Where are all the big Bay State mortgage fraud cases?
It was absolutely ludicrous how easy it was for even third-rate scam artists to make money during the real estate boom.
Buy a couple run-down triple deckers in Dorchester, do a quick paint job and then recruit a few dopes to act as straw buyers. With a little help from a crooked mortgage broker, make up some jobs and income, find a more than willing sucker among the herd of subprime mortgage companies eager to keep loans flowing, and “sell’’ all three units, say, for $350,000 each.
Walk away with more than $1 million in your pocket, minus maybe a couple hundred grand for buying the property.
Now, with mortgage fraud cases popping all over the country, you have to ask where are all the high-profile Bay State cases?
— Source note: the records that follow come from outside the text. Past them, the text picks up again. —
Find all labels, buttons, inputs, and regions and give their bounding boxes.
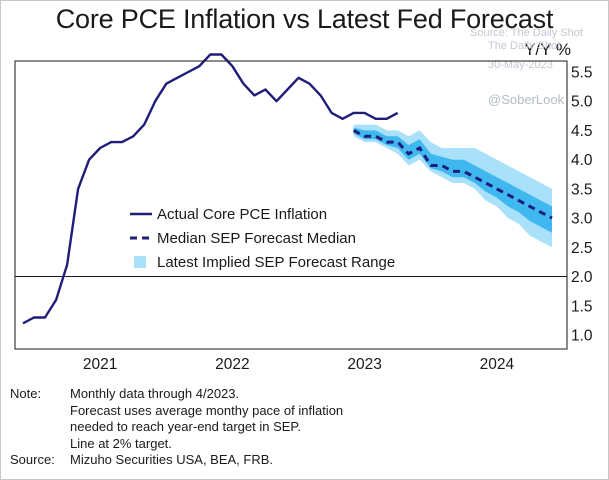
source-text: Mizuho Securities USA, BEA, FRB. [70, 452, 274, 467]
plot-area-border [14, 60, 568, 350]
y-tick-label: 3.5 [571, 181, 593, 198]
note-key: Note: [10, 386, 42, 401]
legend-swatch-range [134, 256, 146, 268]
forecast-range-outer [353, 124, 552, 248]
legend: Actual Core PCE Inflation Median SEP Fore… [130, 206, 395, 271]
y-axis-ticks: 5.5 5.0 4.5 4.0 3.5 3.0 2.5 2.0 1.5 1.0 [571, 65, 593, 345]
legend-label-median: Median SEP Forecast Median [157, 230, 356, 247]
forecast-range-inner [353, 127, 552, 233]
y-tick-label: 1.5 [571, 298, 593, 315]
note-line: Monthly data through 4/2023. [70, 386, 240, 401]
legend-label-actual: Actual Core PCE Inflation [157, 206, 327, 223]
y-tick-label: 2.0 [571, 269, 593, 286]
x-tick-label: 2022 [215, 356, 249, 373]
watermark-name: The Daily Shot [488, 40, 561, 52]
note-line: Forecast uses average monthy pace of inf… [70, 402, 344, 418]
x-tick-label: 2021 [83, 356, 117, 373]
y-tick-label: 5.5 [571, 65, 593, 82]
y-tick-label: 3.0 [571, 211, 593, 228]
notes-block: Note: Monthly data through 4/2023. Forec… [10, 386, 343, 469]
y-tick-label: 4.5 [571, 123, 593, 140]
chart-title: Core PCE Inflation vs Latest Fed Forecas… [55, 4, 554, 34]
y-unit-label: Y/Y % [524, 40, 571, 59]
y-tick-label: 5.0 [571, 94, 593, 111]
x-tick-label: 2024 [480, 356, 515, 373]
watermark-source: Source: The Daily Shot [470, 27, 583, 39]
note-line: needed to reach year-end target in SEP. [70, 419, 302, 434]
median-forecast-line [352, 129, 553, 220]
y-tick-label: 2.5 [571, 240, 593, 257]
actual-core-pce-line [22, 53, 399, 325]
watermark-date: 30-May-2023 [488, 59, 553, 71]
watermark-handle: @SoberLook [488, 92, 565, 107]
source-key: Source: [10, 452, 55, 467]
legend-label-range: Latest Implied SEP Forecast Range [157, 254, 395, 271]
series-layer [15, 53, 567, 325]
x-tick-label: 2023 [347, 356, 381, 373]
y-tick-label: 4.0 [571, 152, 593, 169]
note-line: Line at 2% target. [70, 435, 172, 451]
forecast-band-layer [353, 124, 552, 248]
y-tick-label: 1.0 [571, 328, 593, 345]
x-axis-ticks: 2021 2022 2023 2024 [83, 356, 515, 373]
We certainly had our share of fraud, with foreclosures, phony sales and straw buyers galore in Boston’s lower-income neighborhoods and in hard-hit cities like Springfield, Worcester, Lawrence, and Brockton.
Having covered real estate in the Boston area for several years, I can tell you such phony deals were a dime a dozen and not so hard to spot.
But, until the last year or two, most local and state officials were not that interested.
That will hopefully change now that the Obama Administration has begun pushing the mortgage fraud issue and vowing a crackdown.
Anyway, it’s certainly interesting what state and federal investigators are turning up in other part of the country.
For starters, there is a $50 million mortgage fraud scheme tied to a sex fetish studio on Manhattan. The owners of an S&M establishment recruited clients to act as straw buyers on phony sales, prosecutors contend.
In San Diego, authorities have just busted up a $100 million fraud ring involving 220 properties led by a gang member.
And in New Jersey, a real estate developer just plead guilty to bilking $80 million from lenders and hapless investors in a spree of phony home sales and deals that stretched across dozens of states.
Don’t think for a minute this stuff wasn’t happening here in the Boston area as well.






Scott, don't you know it's because we are immune here in Massachusetts. We're not subject to the bursting of the real estate bubble, the recession or the financial crisis. Everything is coming up roses for us.
Of course it was happening here. Banks saw it constantly, but the pressure to not report obvious cases of fraud held everyone back. Banks will black-list someone they catch committing fraud, but there is no incentive to report them to the state, and in fact active disincentives becuase if word got out that your company tattles, no one does business with you. There was one bank that I worked for where I was actually screamed at by the branch manager for reporting fraud to the corporate office of the bank itself, and this was a large, successful bank. It's an incestuous culture.
What do you mean? We jailed a single mother of two from Dorchester for mortgage fraud just a couple of months ago! She had netted a couple thousand dollars in her scam, and is doing hard time. Case closed!
This blogger might want to review your comment before posting it.